Jumlah penduduk yang besar dapat menimbulkan: Jumlah pengangguran tinggi;
Jumlah tenaga kerja bertambah; Perpindahan penduduk dari desa ke kota;
Pengangguran dikota besar bertambah; Tingkat kemiskinan meningkat. Namun
usaha menekan laju pertambahan penduduk menghadapai beberapa kendala,
seperti Ekonomi; Sosial budaya; Keagamaan;PolitiK. Masalah tersebut yang
menghambat usaha menekan pertambahan penduduk dalam waktu yang singkat.
Beberapa
alasan yang melandasi pemikiran bahwa kependudukan merupakan faktor yang sangat
strategis dalam kerangka pembangunan nasional, antara lain adalah :
Pertama, kependudukan, dalam hal
ini adalah penduduk, merupakan pusat dari seluruh kebijaksanaan dan program
pembangunan yang dilakukan. Penduduk adalah subyek dan obyek pembangunan.

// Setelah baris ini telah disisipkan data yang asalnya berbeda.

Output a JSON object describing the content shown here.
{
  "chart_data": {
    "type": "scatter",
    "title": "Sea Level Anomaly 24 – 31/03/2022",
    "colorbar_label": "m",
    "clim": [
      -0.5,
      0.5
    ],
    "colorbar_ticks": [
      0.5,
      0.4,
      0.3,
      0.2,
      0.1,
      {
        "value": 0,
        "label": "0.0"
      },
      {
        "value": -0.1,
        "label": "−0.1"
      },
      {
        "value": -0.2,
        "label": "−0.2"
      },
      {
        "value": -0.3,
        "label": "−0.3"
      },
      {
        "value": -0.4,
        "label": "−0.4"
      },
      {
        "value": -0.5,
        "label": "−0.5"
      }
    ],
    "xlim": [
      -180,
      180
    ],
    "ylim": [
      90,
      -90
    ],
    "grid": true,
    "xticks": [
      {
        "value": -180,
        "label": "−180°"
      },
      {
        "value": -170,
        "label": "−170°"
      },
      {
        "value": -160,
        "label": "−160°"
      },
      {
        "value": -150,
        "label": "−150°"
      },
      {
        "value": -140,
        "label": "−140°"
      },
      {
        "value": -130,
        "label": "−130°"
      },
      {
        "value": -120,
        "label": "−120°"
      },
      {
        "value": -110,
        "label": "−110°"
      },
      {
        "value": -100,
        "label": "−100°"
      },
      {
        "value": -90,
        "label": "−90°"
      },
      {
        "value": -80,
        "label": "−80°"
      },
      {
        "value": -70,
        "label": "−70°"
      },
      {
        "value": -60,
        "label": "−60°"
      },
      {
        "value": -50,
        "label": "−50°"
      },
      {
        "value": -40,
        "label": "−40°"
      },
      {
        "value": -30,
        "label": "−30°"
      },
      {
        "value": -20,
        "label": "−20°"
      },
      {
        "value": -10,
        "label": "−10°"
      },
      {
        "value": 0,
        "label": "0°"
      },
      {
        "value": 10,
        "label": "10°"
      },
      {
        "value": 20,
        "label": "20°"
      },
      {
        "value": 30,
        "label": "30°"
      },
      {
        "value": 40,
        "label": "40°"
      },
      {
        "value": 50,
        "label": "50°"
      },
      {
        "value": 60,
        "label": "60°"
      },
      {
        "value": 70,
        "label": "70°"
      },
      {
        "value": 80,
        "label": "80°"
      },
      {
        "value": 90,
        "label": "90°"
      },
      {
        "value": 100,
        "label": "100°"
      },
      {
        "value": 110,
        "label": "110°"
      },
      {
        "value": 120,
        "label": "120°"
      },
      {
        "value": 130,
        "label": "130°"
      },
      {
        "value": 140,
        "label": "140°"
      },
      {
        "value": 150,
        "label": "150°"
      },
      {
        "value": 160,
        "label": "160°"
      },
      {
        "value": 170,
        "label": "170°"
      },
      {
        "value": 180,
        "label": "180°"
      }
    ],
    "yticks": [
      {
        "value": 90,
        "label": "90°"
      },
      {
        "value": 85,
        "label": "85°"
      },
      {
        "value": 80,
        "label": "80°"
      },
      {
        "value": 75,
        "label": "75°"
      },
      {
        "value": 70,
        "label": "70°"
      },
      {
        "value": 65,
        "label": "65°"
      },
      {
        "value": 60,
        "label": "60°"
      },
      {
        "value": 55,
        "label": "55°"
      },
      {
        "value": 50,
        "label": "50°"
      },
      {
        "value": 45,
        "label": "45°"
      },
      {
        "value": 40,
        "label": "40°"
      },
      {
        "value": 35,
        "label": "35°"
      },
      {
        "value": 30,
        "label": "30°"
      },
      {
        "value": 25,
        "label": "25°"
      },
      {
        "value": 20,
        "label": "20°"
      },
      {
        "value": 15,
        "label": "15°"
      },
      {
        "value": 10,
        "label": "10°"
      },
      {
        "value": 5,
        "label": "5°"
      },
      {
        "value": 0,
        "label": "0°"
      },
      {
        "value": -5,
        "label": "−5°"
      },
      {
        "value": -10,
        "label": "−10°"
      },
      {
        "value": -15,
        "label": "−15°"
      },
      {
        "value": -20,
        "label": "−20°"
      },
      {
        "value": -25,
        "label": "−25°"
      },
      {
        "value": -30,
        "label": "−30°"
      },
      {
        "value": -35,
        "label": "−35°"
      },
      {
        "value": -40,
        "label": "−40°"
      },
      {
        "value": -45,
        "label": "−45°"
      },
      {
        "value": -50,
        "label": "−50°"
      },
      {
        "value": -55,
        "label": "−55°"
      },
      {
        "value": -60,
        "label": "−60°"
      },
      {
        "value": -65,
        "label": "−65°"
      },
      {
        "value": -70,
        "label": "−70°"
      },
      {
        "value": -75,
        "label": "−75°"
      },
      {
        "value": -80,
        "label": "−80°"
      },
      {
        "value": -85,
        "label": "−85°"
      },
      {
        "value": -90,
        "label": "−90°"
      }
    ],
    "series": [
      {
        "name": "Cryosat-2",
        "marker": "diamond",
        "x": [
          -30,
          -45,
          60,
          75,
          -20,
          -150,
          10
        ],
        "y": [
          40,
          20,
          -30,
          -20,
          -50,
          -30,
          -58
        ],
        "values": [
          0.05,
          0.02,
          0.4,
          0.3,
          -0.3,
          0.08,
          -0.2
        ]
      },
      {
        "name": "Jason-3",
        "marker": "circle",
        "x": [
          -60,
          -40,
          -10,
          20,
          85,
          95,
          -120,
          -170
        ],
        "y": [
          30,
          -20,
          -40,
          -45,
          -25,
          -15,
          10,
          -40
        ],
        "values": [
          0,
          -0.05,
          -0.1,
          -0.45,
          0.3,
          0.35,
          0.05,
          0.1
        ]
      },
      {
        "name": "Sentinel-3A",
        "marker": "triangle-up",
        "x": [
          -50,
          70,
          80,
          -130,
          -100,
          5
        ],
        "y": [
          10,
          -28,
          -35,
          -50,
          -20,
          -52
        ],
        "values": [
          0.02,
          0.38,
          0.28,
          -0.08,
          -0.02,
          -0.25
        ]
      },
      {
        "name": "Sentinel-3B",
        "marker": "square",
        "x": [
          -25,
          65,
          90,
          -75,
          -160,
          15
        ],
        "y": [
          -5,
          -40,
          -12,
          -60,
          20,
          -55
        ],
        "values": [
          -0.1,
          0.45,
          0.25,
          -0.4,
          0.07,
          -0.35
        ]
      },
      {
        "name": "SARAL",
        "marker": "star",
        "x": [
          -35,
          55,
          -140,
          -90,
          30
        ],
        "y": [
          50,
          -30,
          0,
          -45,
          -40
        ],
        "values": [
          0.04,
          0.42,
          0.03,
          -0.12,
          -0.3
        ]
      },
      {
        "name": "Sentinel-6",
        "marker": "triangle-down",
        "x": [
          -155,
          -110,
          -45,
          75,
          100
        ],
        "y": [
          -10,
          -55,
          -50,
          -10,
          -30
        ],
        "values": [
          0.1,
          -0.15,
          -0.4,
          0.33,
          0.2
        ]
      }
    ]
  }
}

Sebagai subyek pembangunan maka penduduk harus dibina dan dikembangkan sehingga
mampu menjadi penggerak pembangunan. Sebaliknya, pembangunan juga harus dapat
dinikmati oleh penduduk yang bersangkutan. Dengan demikian jelas bahwa
pembangunan harus dikembangkan dengan memperhitungkan kemampuan penduduk agar
seluruh penduduk dapat berpartisipasi aktif dalam dinamika pembangunan
tersebut. Sebaliknya, pembangunan tersebut baru dikatakan berhasil jika mampu
meningkatkan kesejahteraan penduduk dalam arti yang luas.
Kedua, keadaan dan kondisi
kependudukan yang ada sangat mempengaruhi dinamika pembangunan yang dilakukan
oleh pemerintah. Jumlah penduduk yang besar jika diikuti dengan kualitas
penduduk yang memadai akan merupakan pendorong bagi pertumbuhan ekonomi.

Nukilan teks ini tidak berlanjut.